By David Brody

On CBN’s Faith Nation Friday, CBS White House Correspondent Major Garrett weighed in on the fight between CNN and the Trump Administration over the confiscation of reporter Jim Acosta’s White House press pass and the subsequent decision by a judge that, temporarily at least, ruled in CNN’s favor.

“The First Amendment is important and due process is important and the court is struggling with things that are not clearly defined in this clash but I do think that Jeff Zucker (CNN’s President) and Donald Trump want to have this fight on behalf of not just these serious underlying legal questions but on their own reputational relationship to one another," Garrett said.

Garrett, who chronicles the Trump presidency in his new book called, “Mr. Trump's Wild Ride: The Thrills, Chills, Screams, and Occasional Blackouts of an Extraordinary Presidency," says both CNN and the White House are taking absolute positions. While he sees himself as a neutral observer in all of this, he does believe the Trump administration has a good point when it comes to the fact that rules on presidential decorum must exist.
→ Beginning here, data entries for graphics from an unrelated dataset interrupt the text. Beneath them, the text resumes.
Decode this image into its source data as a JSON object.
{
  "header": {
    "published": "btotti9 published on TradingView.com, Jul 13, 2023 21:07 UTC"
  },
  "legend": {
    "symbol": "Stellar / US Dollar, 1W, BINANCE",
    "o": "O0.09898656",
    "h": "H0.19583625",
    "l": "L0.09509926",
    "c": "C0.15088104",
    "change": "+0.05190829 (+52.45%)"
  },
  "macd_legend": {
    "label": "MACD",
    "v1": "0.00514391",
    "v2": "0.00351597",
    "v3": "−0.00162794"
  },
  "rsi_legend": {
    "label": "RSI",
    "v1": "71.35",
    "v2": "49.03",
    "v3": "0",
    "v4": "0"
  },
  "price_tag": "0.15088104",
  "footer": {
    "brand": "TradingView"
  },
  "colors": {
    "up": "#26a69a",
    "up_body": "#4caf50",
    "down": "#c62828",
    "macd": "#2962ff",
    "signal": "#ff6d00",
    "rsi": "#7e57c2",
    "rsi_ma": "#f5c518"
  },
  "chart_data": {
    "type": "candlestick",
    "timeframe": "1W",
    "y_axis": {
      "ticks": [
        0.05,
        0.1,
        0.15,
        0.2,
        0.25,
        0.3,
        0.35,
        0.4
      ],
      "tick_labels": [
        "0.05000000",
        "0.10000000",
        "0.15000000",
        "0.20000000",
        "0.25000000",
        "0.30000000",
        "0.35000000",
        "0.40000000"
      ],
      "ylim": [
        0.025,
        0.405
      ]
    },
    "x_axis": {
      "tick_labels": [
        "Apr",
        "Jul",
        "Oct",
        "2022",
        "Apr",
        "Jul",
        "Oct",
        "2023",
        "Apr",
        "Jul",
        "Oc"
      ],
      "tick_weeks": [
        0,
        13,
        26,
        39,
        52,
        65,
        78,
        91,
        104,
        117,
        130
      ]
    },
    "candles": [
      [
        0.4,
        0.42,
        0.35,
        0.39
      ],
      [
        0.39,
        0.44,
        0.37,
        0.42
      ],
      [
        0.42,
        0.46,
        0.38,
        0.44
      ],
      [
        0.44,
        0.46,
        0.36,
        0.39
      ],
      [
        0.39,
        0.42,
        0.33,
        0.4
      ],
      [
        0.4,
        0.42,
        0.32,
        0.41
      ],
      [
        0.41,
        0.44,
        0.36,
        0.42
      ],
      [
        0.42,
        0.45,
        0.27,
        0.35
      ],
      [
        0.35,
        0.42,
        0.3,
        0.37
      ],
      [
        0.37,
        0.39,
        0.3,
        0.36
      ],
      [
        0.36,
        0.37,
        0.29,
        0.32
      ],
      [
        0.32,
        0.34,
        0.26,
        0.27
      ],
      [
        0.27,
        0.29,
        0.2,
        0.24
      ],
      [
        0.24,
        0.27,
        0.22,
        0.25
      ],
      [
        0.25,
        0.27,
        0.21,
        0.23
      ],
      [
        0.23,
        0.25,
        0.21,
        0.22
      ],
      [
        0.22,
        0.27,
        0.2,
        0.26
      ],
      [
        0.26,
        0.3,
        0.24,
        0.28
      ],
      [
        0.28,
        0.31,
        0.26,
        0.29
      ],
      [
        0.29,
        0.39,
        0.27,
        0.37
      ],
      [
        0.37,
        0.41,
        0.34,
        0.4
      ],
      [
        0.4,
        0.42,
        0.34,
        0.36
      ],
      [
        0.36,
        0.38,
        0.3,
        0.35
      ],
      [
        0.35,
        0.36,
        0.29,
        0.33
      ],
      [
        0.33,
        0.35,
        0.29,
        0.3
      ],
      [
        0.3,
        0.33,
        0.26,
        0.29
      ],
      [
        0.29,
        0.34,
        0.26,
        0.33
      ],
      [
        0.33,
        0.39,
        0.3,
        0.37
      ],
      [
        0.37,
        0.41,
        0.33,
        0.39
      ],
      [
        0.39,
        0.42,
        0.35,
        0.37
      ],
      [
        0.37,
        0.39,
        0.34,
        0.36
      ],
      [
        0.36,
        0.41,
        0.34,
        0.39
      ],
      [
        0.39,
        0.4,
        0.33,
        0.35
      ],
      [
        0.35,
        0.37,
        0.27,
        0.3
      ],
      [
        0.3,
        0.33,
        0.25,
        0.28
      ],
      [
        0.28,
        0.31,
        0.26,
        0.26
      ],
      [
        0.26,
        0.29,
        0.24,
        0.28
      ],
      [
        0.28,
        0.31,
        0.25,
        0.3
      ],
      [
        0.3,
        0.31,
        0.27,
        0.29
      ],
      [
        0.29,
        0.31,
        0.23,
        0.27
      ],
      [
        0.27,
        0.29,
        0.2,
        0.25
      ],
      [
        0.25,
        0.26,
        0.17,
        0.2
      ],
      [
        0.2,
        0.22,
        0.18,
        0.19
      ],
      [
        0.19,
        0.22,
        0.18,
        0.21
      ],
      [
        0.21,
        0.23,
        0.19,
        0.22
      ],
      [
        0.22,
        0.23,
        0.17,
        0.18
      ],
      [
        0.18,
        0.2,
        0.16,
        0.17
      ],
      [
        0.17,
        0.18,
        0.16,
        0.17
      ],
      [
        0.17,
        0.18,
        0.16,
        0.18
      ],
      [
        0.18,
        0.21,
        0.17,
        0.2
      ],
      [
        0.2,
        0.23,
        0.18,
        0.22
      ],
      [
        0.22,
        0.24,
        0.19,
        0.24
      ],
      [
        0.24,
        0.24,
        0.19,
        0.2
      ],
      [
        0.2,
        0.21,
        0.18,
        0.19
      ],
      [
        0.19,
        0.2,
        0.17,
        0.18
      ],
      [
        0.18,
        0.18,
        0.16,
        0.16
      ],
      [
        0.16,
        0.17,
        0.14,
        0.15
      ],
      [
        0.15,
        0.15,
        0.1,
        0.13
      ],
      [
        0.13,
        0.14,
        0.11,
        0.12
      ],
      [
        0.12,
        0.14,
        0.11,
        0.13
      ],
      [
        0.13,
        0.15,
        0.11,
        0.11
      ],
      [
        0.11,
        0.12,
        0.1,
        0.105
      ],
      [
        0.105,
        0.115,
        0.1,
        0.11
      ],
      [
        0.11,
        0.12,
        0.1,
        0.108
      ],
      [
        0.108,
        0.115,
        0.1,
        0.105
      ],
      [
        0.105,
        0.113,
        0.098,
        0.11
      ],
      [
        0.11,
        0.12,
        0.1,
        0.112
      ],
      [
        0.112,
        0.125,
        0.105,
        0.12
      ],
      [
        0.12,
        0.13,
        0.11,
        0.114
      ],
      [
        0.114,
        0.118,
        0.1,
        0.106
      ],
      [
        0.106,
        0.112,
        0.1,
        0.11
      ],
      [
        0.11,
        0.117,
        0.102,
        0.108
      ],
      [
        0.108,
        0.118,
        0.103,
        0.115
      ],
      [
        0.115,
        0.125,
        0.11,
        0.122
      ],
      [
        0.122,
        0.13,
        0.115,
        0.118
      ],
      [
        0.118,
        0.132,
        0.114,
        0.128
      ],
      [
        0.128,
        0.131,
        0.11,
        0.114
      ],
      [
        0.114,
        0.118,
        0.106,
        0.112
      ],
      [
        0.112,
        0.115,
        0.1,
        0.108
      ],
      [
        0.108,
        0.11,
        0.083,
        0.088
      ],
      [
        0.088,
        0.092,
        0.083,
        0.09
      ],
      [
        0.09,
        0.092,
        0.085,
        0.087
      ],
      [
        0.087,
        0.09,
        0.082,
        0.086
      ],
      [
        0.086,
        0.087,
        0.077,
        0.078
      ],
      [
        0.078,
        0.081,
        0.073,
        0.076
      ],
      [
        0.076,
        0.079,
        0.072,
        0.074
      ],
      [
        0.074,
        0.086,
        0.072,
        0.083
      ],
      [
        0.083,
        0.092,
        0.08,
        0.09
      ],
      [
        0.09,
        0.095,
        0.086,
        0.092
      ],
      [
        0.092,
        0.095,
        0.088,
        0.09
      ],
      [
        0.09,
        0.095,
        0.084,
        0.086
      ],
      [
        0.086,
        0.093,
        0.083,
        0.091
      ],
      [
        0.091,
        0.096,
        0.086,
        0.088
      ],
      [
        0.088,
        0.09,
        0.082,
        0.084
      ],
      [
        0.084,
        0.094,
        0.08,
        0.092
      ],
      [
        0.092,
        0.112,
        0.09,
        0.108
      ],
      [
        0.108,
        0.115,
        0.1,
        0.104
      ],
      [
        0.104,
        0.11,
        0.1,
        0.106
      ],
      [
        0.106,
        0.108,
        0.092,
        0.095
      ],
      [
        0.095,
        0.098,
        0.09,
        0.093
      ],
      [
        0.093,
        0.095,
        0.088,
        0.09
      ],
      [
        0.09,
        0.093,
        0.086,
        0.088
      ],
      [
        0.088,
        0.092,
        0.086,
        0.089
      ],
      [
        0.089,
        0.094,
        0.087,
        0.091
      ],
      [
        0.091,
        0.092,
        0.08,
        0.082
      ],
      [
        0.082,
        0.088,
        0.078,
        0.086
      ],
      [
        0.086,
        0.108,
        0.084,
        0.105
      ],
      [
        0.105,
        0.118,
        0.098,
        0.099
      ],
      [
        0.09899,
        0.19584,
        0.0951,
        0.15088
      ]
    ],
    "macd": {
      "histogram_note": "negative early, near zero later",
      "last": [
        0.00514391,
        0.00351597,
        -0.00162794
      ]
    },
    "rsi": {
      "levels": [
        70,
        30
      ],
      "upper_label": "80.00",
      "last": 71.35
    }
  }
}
“The CNN position is also, to a certain degree absolute that there are no limits on decorum in the White House. Well, I don’t believe that as a reporter," said Garrett.

When asked if there are limits, Garrett’s response is straightforward: “I’ve exercised them,”
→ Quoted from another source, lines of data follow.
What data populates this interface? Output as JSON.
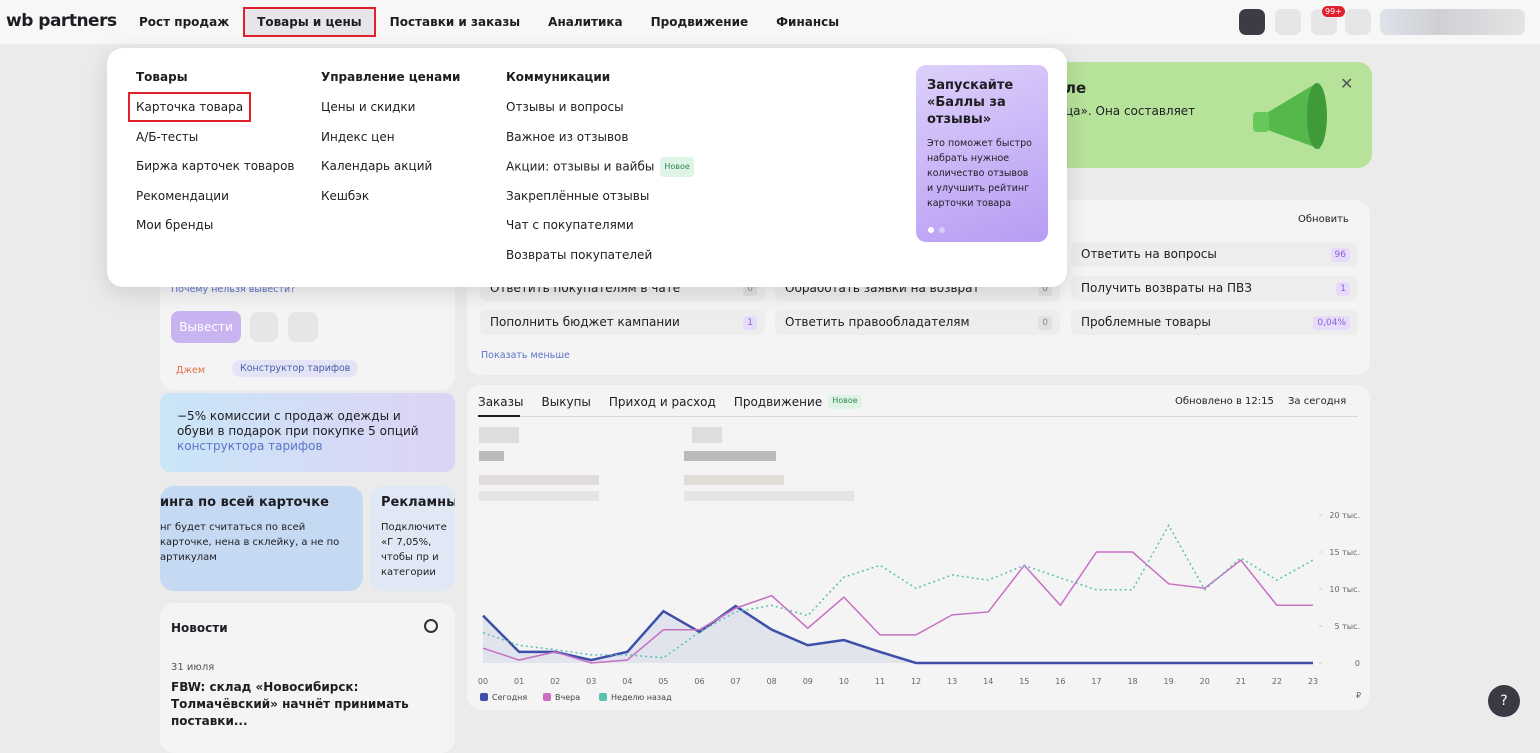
{
  "header": {
    "logo": "wb partners",
    "nav": [
      "Рост продаж",
      "Товары и цены",
      "Поставки и заказы",
      "Аналитика",
      "Продвижение",
      "Финансы"
    ],
    "notification_badge": "99+"
  },
  "menu": {
    "columns": [
      {
        "title": "Товары",
        "items": [
          "Карточка товара",
          "А/Б-тесты",
          "Биржа карточек товаров",
          "Рекомендации",
          "Мои бренды"
        ]
      },
      {
        "title": "Управление ценами",
        "items": [
          "Цены и скидки",
          "Индекс цен",
          "Календарь акций",
          "Кешбэк"
        ]
      },
      {
        "title": "Коммуникации",
        "items": [
          "Отзывы и вопросы",
          "Важное из отзывов",
          "Акции: отзывы и вайбы",
          "Закреплённые отзывы",
          "Чат с покупателями",
          "Возвраты покупателей"
        ]
      }
    ],
    "new_badge": "Новое",
    "promo": {
      "title": "Запускайте «Баллы за отзывы»",
      "text": "Это поможет быстро набрать нужное количество отзывов и улучшить рейтинг карточки товара"
    }
  },
  "banner": {
    "title": "ле",
    "text": "ца». Она составляет"
  },
  "tasks": {
    "refresh": "Обновить",
    "rows": [
      {
        "label": "Ответить на вопросы",
        "count": 96
      },
      {
        "label": "Ответить покупателям в чате",
        "count": 0
      },
      {
        "label": "Обработать заявки на возврат",
        "count": 0
      },
      {
        "label": "Получить возвраты на ПВЗ",
        "count": 1
      },
      {
        "label": "Пополнить бюджет кампании",
        "count": 1
      },
      {
        "label": "Ответить правообладателям",
        "count": 0
      },
      {
        "label": "Проблемные товары",
        "count": "0,04%"
      }
    ],
    "show_less": "Показать меньше"
  },
  "balance": {
    "why_link": "Почему нельзя вывести?",
    "withdraw": "Вывести",
    "tags": [
      "Джем",
      "Конструктор тарифов"
    ],
    "promo_text": "−5% комиссии с продаж одежды и обуви в подарок при покупке 5 опций ",
    "promo_link": "конструктора тарифов"
  },
  "cards": [
    {
      "title": "инга по всей карточке",
      "text": "нг будет считаться по всей карточке, нена в склейку, а не по артикулам"
    },
    {
      "title": "Рекламный",
      "text": "Подключите «Г 7,05%, чтобы пр и категории"
    }
  ],
  "news": {
    "title": "Новости",
    "date": "31 июля",
    "headline": "FBW: склад «Новосибирск: Толмачёвский» начнёт принимать поставки..."
  },
  "stats": {
    "tabs": [
      "Заказы",
      "Выкупы",
      "Приход и расход",
      "Продвижение"
    ],
    "new_badge": "Новое",
    "updated": "Обновлено в 12:15",
    "period": "За сегодня"
  },
  "orders_chart": {
    "type": "line",
    "categories": [
      "00",
      "01",
      "02",
      "03",
      "04",
      "05",
      "06",
      "07",
      "08",
      "09",
      "10",
      "11",
      "12",
      "13",
      "14",
      "15",
      "16",
      "17",
      "18",
      "19",
      "20",
      "21",
      "22",
      "23"
    ],
    "series": [
      {
        "name": "Сегодня",
        "color": "#3d4fa8",
        "values": [
          6400,
          1500,
          1500,
          400,
          1500,
          7000,
          4200,
          7700,
          4500,
          2400,
          3100,
          1500,
          0,
          0,
          0,
          0,
          0,
          0,
          0,
          0,
          0,
          0,
          0,
          0
        ]
      },
      {
        "name": "Вчера",
        "color": "#c86fc4",
        "values": [
          2000,
          400,
          1500,
          0,
          400,
          4500,
          4500,
          7400,
          9100,
          4700,
          8900,
          3800,
          3800,
          6500,
          6900,
          13200,
          7800,
          15000,
          15000,
          10700,
          10100,
          13900,
          7800,
          7800
        ]
      },
      {
        "name": "Неделю назад",
        "color": "#5cc0ae",
        "values": [
          4100,
          2400,
          1800,
          1100,
          1100,
          700,
          4200,
          6900,
          7800,
          6400,
          11600,
          13200,
          10100,
          11900,
          11200,
          13200,
          11500,
          9900,
          9900,
          18600,
          9900,
          14200,
          11200,
          13900
        ]
      }
    ],
    "ylim": [
      0,
      20000
    ],
    "yticks": [
      {
        "value": 0,
        "label": "0"
      },
      {
        "value": 5000,
        "label": "5 тыс."
      },
      {
        "value": 10000,
        "label": "10 тыс."
      },
      {
        "value": 15000,
        "label": "15 тыс."
      },
      {
        "value": 20000,
        "label": "20 тыс."
      }
    ],
    "unit": "₽"
  },
  "help": "?"
}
Garrett explains an encounter during the Trump administration where, during a Rose Garden event at the White House, Garrett actually had the microphone in his hand ready to ask a question, but Trump said no to him and called on the reporter behind him to ask a question. “Was I giving up my First Amendment rights? No?  The president said, ‘no not you.’ It’s his press conference. I’m either asked to ask a question given that privilege and that responsibility or I’m not but guess who runs that? He does.”

In the judge’s ruling today, he acknowledged that technically there is no First Amendment right allowing reporters to enter the White House grounds.  Garrett says of course that’s the case.

“The First Amendment doesn’t get involved in any of that…the First Amendment is about our right to publish, the rules under which we publish and the responsibilities and equities under that publishing right afforded to us by the First Amendment. Quite happily, the first amendment does not get involved in convenience, security or geography.”